Population (2020 Estimate)
- • Total: 17,300
- Website: www.namayingo.go.ug

= Namayingo =

Namayingo is a town in Namayingo District in the Eastern Region of Uganda. It is the site of the district headquarters.

==Location==
Namayingo is on the mainland in the Busoga sub-region and is approximately 31 km, by road, southeast of Bugiri, the nearest large town. This is approximately 88 km, by road, southeast of Jinja, the largest city in the Busoga sub-region.

Namayingo Town is located along the Musita–Mayuge–Lumino–Majanji–Busia Road, approximately 35 km, southwest of Busia, the nearest large city. The coordinates of Namayingo are 0°20'42.0"N, 33°52'48.0"E (Latitude:0.3450; Longitude:33.8800). Namayingo Town sits at an average elevation of 1276 m above mean sea level.

==Overview==
The town of Namayingo is small and dusty and lacks public running water, electricity, or a sewer system. The public roads are notoriously bad, prompting a public demonstration numbering about 200 people in January 2013.
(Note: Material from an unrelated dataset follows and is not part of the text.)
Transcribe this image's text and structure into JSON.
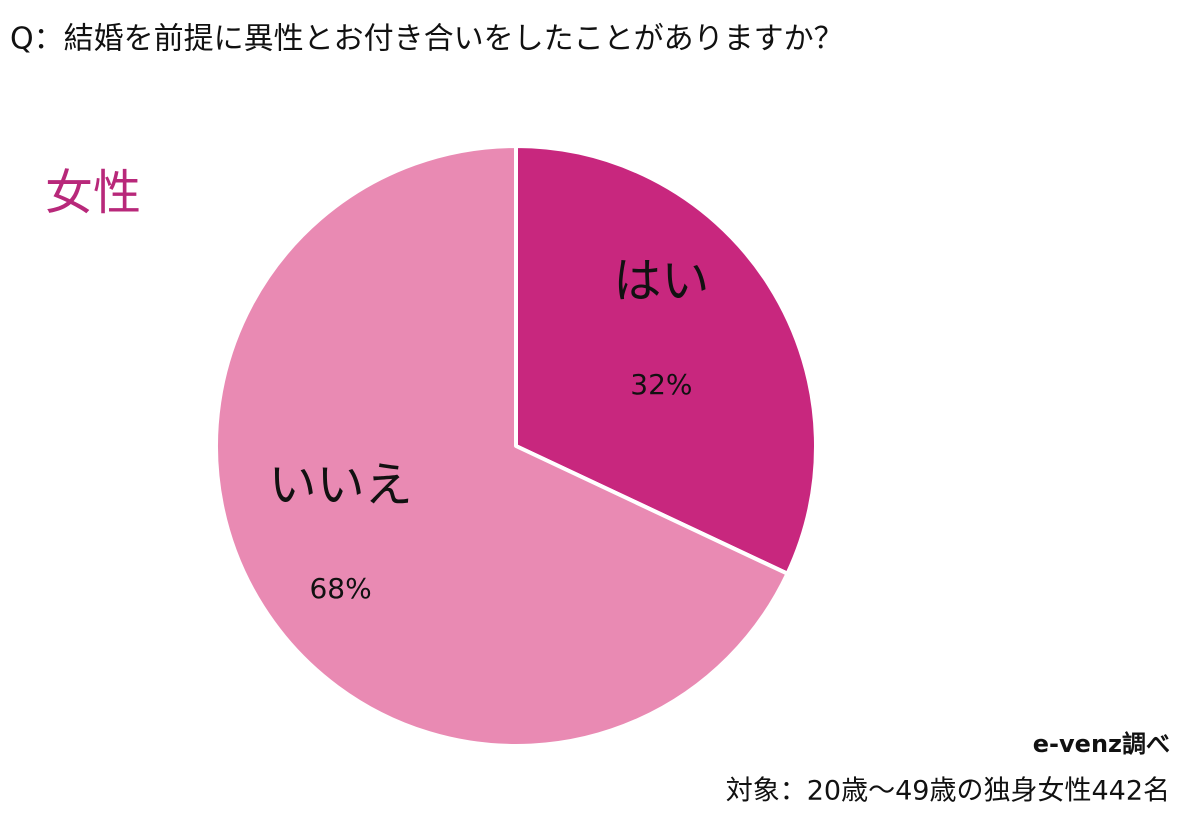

In 2020, the Musita–Lumino–Busia Road, which passes through town and has been under improvement to class II bitumen standard since 2015, was commissioned in November 2020, upon completion of those renovations. The renovated road has led to faster travel times and improved the ease of doing business in Namayingo Town, Namayingo District and surrounding communities.

==Population==
In September 2002, the population census put the population of Namayingo at 8,332. In August 2014, the national population census put the population at 15,741.

In 2015 the Uganda Bureau of Statistics (UBOS) estimated the population of the town at 15,900. In 2020, the population agency estimated the population of Namayingo Town at 17,300 people. Of these, 9,100 (52.6 percent) were female and 8,200 (47.4 percent) were male. UBOS calculated the annual growth rate of the town's population to average 1.70 percent, between 2015 and 2020.

==Points of interest==
The following additional points of interest lie within the town limits or near its borders:

1. The offices of Namayingo Town Council

2. The offices of Namayingo District Local Government

3. Namayingo Central Market

4. Buyinja Health Centre IV, a government healthcare facility owned by the Uganda Ministry of Health, administered by the Namayingo District Administration.

5. Musita–Mayuge–Lumino–Majanji–Busia Road, passing through town in a general west to east direction.

6. Holy Resurrection Orthodox Church, in Buhemba sub-county, approximately 17 km, southwest of town, off of the Namayingo–Maruba Road.